Katmeri hunharca tüketir tüketmez Adana'ya doğru yola çıktık. Bu seferki konser Nöbetçi Kütüphane'nin yeni şubelerinden birindeydi; geçtiğimiz sene bu şubelerden brini yapım aşamasındayken görmüş ve çok etkilenmiştik. Nöbetçi Kütüphane zaten bizi hep çok etkiledi.

-Şimdi, bu konserden önce de biraz Nöbetçi Kütüphane'den bahsetmek isterim. Nöbetçi Kütüphane Adana'daki gençler, öğrenciler, akşamlarını bir kitaplar arasında okuyarak, çalışarak geçirmek isteyenler için alan sağlayan sosyal bir girişim. Zaman zaman etkinlikler de düzenliyorlar. Ayrıntılı bilgi için buraya tıklanabilu.-

Ve yine mükemmel geçti; sanırım daha iyi geçemezdi. Ağzına kadar kalabalık, ve çıt çıkmıyor bu kalabalıktan. Muhabbet ede ede, güle eğlene çaldık söyledik, sahneyi Can Güngör'e bıraktık. 

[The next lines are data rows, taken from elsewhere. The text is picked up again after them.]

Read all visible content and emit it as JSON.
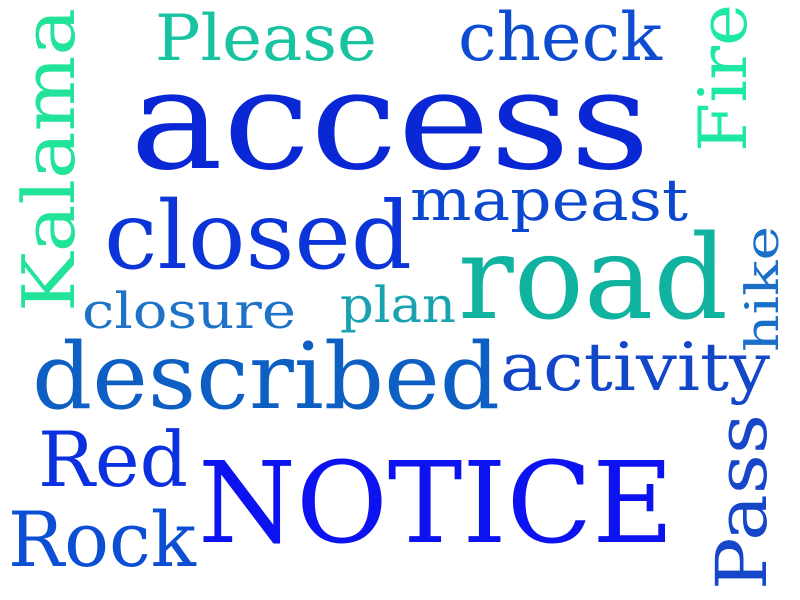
{
  "words": [
    {
      "id": "access",
      "text": "access",
      "color": "#0a27d6"
    },
    {
      "id": "notice",
      "text": "NOTICE",
      "color": "#0d12f0"
    },
    {
      "id": "road",
      "text": "road",
      "color": "#10b3a0"
    },
    {
      "id": "described",
      "text": "described",
      "color": "#0d5fc4"
    },
    {
      "id": "closed",
      "text": "closed",
      "color": "#0b35d8"
    },
    {
      "id": "activity",
      "text": "activity",
      "color": "#1347c9"
    },
    {
      "id": "kalama",
      "text": "Kalama",
      "color": "#22e39a"
    },
    {
      "id": "please",
      "text": "Please",
      "color": "#17c3a0"
    },
    {
      "id": "check",
      "text": "check",
      "color": "#0e4cd1"
    },
    {
      "id": "fire",
      "text": "Fire",
      "color": "#1ee9a4"
    },
    {
      "id": "mapeast",
      "text": "mapeast",
      "color": "#0b47cf"
    },
    {
      "id": "closure",
      "text": "closure",
      "color": "#1e73c8"
    },
    {
      "id": "plan",
      "text": "plan",
      "color": "#19a3b0"
    },
    {
      "id": "hike",
      "text": "hike",
      "color": "#1a6fc8"
    },
    {
      "id": "red",
      "text": "Red",
      "color": "#0b30e0"
    },
    {
      "id": "rock",
      "text": "Rock",
      "color": "#0c4fd4"
    },
    {
      "id": "pass",
      "text": "Pass",
      "color": "#1747c9"
    }
  ]
}
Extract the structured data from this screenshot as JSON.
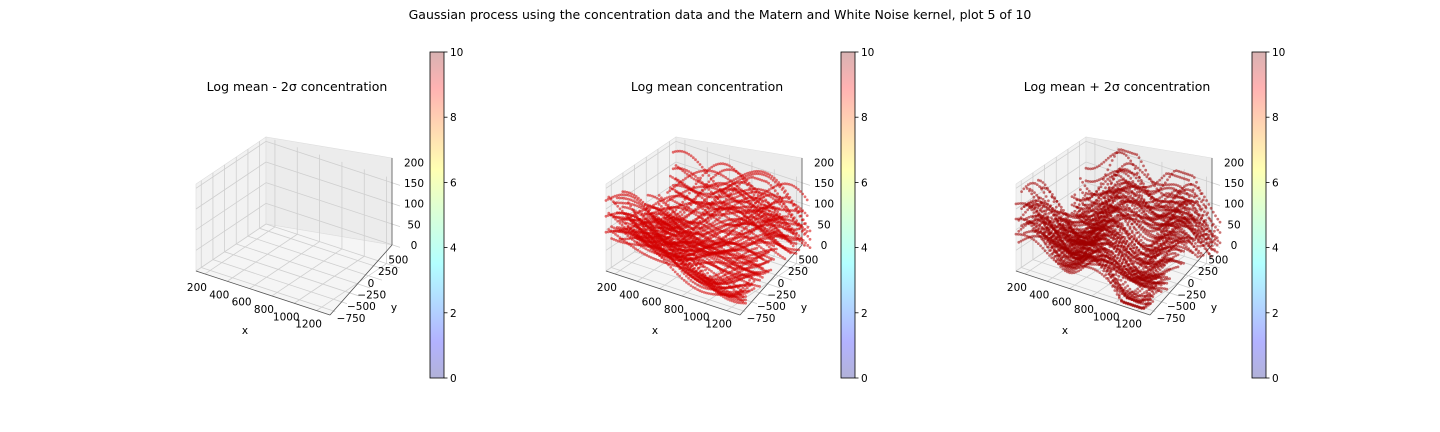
{
  "figure": {
    "suptitle": "Gaussian process using the  concentration data and the Matern and White Noise kernel, plot 5 of 10"
  },
  "chart_data": [
    {
      "type": "scatter",
      "subtype": "3d-scatter",
      "title": "Log mean - 2σ concentration",
      "xlabel": "x",
      "ylabel": "y",
      "zlabel": "",
      "xticks": [
        "200",
        "400",
        "600",
        "800",
        "1000",
        "1200"
      ],
      "yticks": [
        "−750",
        "−500",
        "−250",
        "0",
        "250",
        "500"
      ],
      "zticks": [
        "0",
        "50",
        "100",
        "150",
        "200"
      ],
      "xlim": [
        100,
        1250
      ],
      "ylim": [
        -850,
        650
      ],
      "zlim": [
        0,
        210
      ],
      "points": "none visible",
      "grid": true,
      "colorbar": {
        "ticks": [
          "0",
          "2",
          "4",
          "6",
          "8",
          "10"
        ],
        "range": [
          0,
          10
        ],
        "colormap": "jet",
        "alpha": 0.3
      }
    },
    {
      "type": "scatter",
      "subtype": "3d-scatter",
      "title": "Log mean concentration",
      "xlabel": "x",
      "ylabel": "y",
      "zlabel": "",
      "xticks": [
        "200",
        "400",
        "600",
        "800",
        "1000",
        "1200"
      ],
      "yticks": [
        "−750",
        "−500",
        "−250",
        "0",
        "250",
        "500"
      ],
      "zticks": [
        "0",
        "50",
        "100",
        "150",
        "200"
      ],
      "xlim": [
        100,
        1250
      ],
      "ylim": [
        -850,
        650
      ],
      "zlim": [
        0,
        210
      ],
      "point_color": "#d40000",
      "value_level": 9,
      "grid": true,
      "colorbar": {
        "ticks": [
          "0",
          "2",
          "4",
          "6",
          "8",
          "10"
        ],
        "range": [
          0,
          10
        ],
        "colormap": "jet",
        "alpha": 0.3
      }
    },
    {
      "type": "scatter",
      "subtype": "3d-scatter",
      "title": "Log mean + 2σ concentration",
      "xlabel": "x",
      "ylabel": "y",
      "zlabel": "",
      "xticks": [
        "200",
        "400",
        "600",
        "800",
        "1000",
        "1200"
      ],
      "yticks": [
        "−750",
        "−500",
        "−250",
        "0",
        "250",
        "500"
      ],
      "zticks": [
        "0",
        "50",
        "100",
        "150",
        "200"
      ],
      "xlim": [
        100,
        1250
      ],
      "ylim": [
        -850,
        650
      ],
      "zlim": [
        0,
        210
      ],
      "point_color": "#a00000",
      "value_level": 10,
      "grid": true,
      "colorbar": {
        "ticks": [
          "0",
          "2",
          "4",
          "6",
          "8",
          "10"
        ],
        "range": [
          0,
          10
        ],
        "colormap": "jet",
        "alpha": 0.3
      }
    }
  ]
}
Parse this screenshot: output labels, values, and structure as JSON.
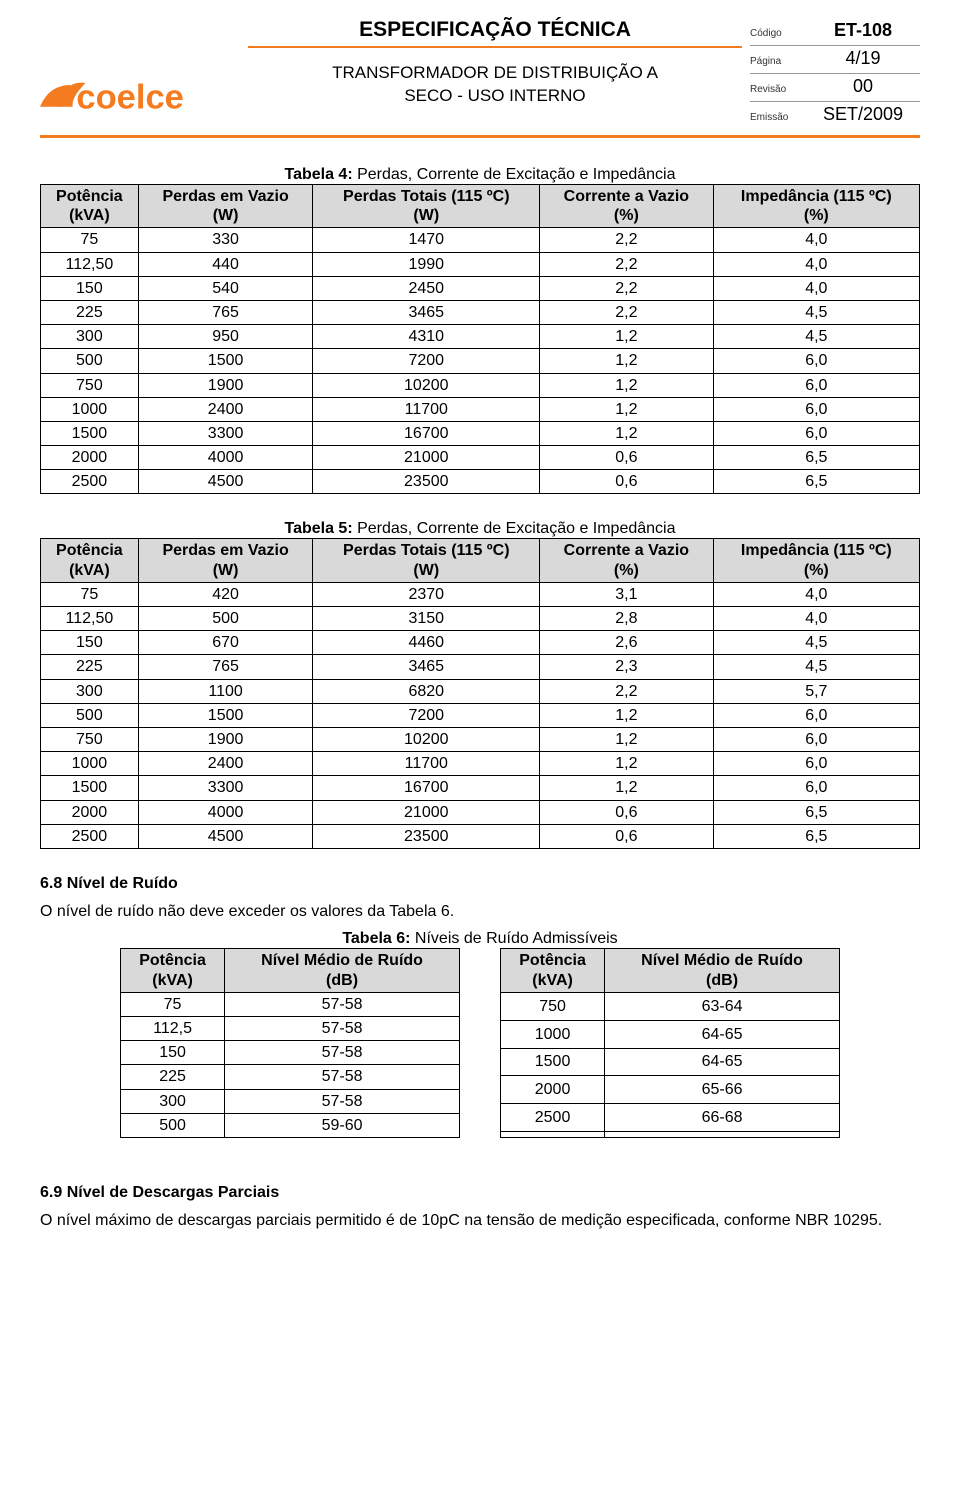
{
  "brand_color": "#f47b20",
  "header": {
    "spec_title": "ESPECIFICAÇÃO TÉCNICA",
    "sub_title_1": "TRANSFORMADOR DE DISTRIBUIÇÃO A",
    "sub_title_2": "SECO - USO INTERNO",
    "meta": {
      "codigo_label": "Código",
      "codigo_value": "ET-108",
      "pagina_label": "Página",
      "pagina_value": "4/19",
      "revisao_label": "Revisão",
      "revisao_value": "00",
      "emissao_label": "Emissão",
      "emissao_value": "SET/2009"
    }
  },
  "table4": {
    "caption_bold": "Tabela 4:",
    "caption_rest": " Perdas, Corrente de Excitação e Impedância",
    "cols": [
      {
        "l1": "Potência",
        "l2": "(kVA)"
      },
      {
        "l1": "Perdas em Vazio",
        "l2": "(W)"
      },
      {
        "l1": "Perdas Totais (115 ºC)",
        "l2": "(W)"
      },
      {
        "l1": "Corrente a Vazio",
        "l2": "(%)"
      },
      {
        "l1": "Impedância (115 ºC)",
        "l2": "(%)"
      }
    ],
    "rows": [
      [
        "75",
        "330",
        "1470",
        "2,2",
        "4,0"
      ],
      [
        "112,50",
        "440",
        "1990",
        "2,2",
        "4,0"
      ],
      [
        "150",
        "540",
        "2450",
        "2,2",
        "4,0"
      ],
      [
        "225",
        "765",
        "3465",
        "2,2",
        "4,5"
      ],
      [
        "300",
        "950",
        "4310",
        "1,2",
        "4,5"
      ],
      [
        "500",
        "1500",
        "7200",
        "1,2",
        "6,0"
      ],
      [
        "750",
        "1900",
        "10200",
        "1,2",
        "6,0"
      ],
      [
        "1000",
        "2400",
        "11700",
        "1,2",
        "6,0"
      ],
      [
        "1500",
        "3300",
        "16700",
        "1,2",
        "6,0"
      ],
      [
        "2000",
        "4000",
        "21000",
        "0,6",
        "6,5"
      ],
      [
        "2500",
        "4500",
        "23500",
        "0,6",
        "6,5"
      ]
    ]
  },
  "table5": {
    "caption_bold": "Tabela 5:",
    "caption_rest": " Perdas, Corrente de Excitação e Impedância",
    "cols": [
      {
        "l1": "Potência",
        "l2": "(kVA)"
      },
      {
        "l1": "Perdas em Vazio",
        "l2": "(W)"
      },
      {
        "l1": "Perdas Totais (115 ºC)",
        "l2": "(W)"
      },
      {
        "l1": "Corrente a Vazio",
        "l2": "(%)"
      },
      {
        "l1": "Impedância (115 ºC)",
        "l2": "(%)"
      }
    ],
    "rows": [
      [
        "75",
        "420",
        "2370",
        "3,1",
        "4,0"
      ],
      [
        "112,50",
        "500",
        "3150",
        "2,8",
        "4,0"
      ],
      [
        "150",
        "670",
        "4460",
        "2,6",
        "4,5"
      ],
      [
        "225",
        "765",
        "3465",
        "2,3",
        "4,5"
      ],
      [
        "300",
        "1100",
        "6820",
        "2,2",
        "5,7"
      ],
      [
        "500",
        "1500",
        "7200",
        "1,2",
        "6,0"
      ],
      [
        "750",
        "1900",
        "10200",
        "1,2",
        "6,0"
      ],
      [
        "1000",
        "2400",
        "11700",
        "1,2",
        "6,0"
      ],
      [
        "1500",
        "3300",
        "16700",
        "1,2",
        "6,0"
      ],
      [
        "2000",
        "4000",
        "21000",
        "0,6",
        "6,5"
      ],
      [
        "2500",
        "4500",
        "23500",
        "0,6",
        "6,5"
      ]
    ]
  },
  "sect68": {
    "head": "6.8 Nível de Ruído",
    "para": "O nível de ruído não deve exceder os valores da Tabela 6."
  },
  "table6": {
    "caption_bold": "Tabela 6:",
    "caption_rest": " Níveis de Ruído Admissíveis",
    "cols": [
      {
        "l1": "Potência",
        "l2": "(kVA)"
      },
      {
        "l1": "Nível Médio de Ruído",
        "l2": "(dB)"
      }
    ],
    "left_rows": [
      [
        "75",
        "57-58"
      ],
      [
        "112,5",
        "57-58"
      ],
      [
        "150",
        "57-58"
      ],
      [
        "225",
        "57-58"
      ],
      [
        "300",
        "57-58"
      ],
      [
        "500",
        "59-60"
      ]
    ],
    "right_rows": [
      [
        "750",
        "63-64"
      ],
      [
        "1000",
        "64-65"
      ],
      [
        "1500",
        "64-65"
      ],
      [
        "2000",
        "65-66"
      ],
      [
        "2500",
        "66-68"
      ],
      [
        "",
        ""
      ]
    ]
  },
  "sect69": {
    "head": "6.9 Nível de Descargas Parciais",
    "para": "O nível máximo de descargas parciais permitido é de 10pC na tensão de medição especificada, conforme NBR 10295."
  }
}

Ve birkaç şarkı geçmeden elektrikler kesildi. Bu noktadan sonrasını, ne kadar özel bir zaman dilimi yaşandığını sanırım anlatamam. Sessizliği, kütüphaneyi aydınlatan telefon flaşlarını, şarkılara eşliği, Can'ın ayağa kalkıp tamamen akustik çalıp söylemesini sanırım tarif etmek zaten mümkün değil.


'Badireler' konulu konserin geri kalanında tepeden aniden lamba düşer gibi yaptı, sonra elektrikler geldi, bir şarkı sonra Can'ın gitarının teli koptu. Ama konser sağ salim, yürekte sıcak duygularla atlatıldı.



Uçağımız hemen o geceydi, o yüzden hızlı hareket etmek zorundaydık; haliyle apar topar Nöbetçi Kütüphane'den çıkıp ŞIRDAN YEMEYE GİTTİK, ÇÜNKÜ ADANA'DA KONSER BUNU GEREKTİRİRDİ. Bir grup insan nasıl insanlıktan çıkıp yedikleriyle bir bütün haline gelir, bunu gösteren fotoğraflar var ama onları paylaşmayacağım. Onun yerine şu mutluluk var:



Sonuç: müthiş haftasonu, müthiş konserler.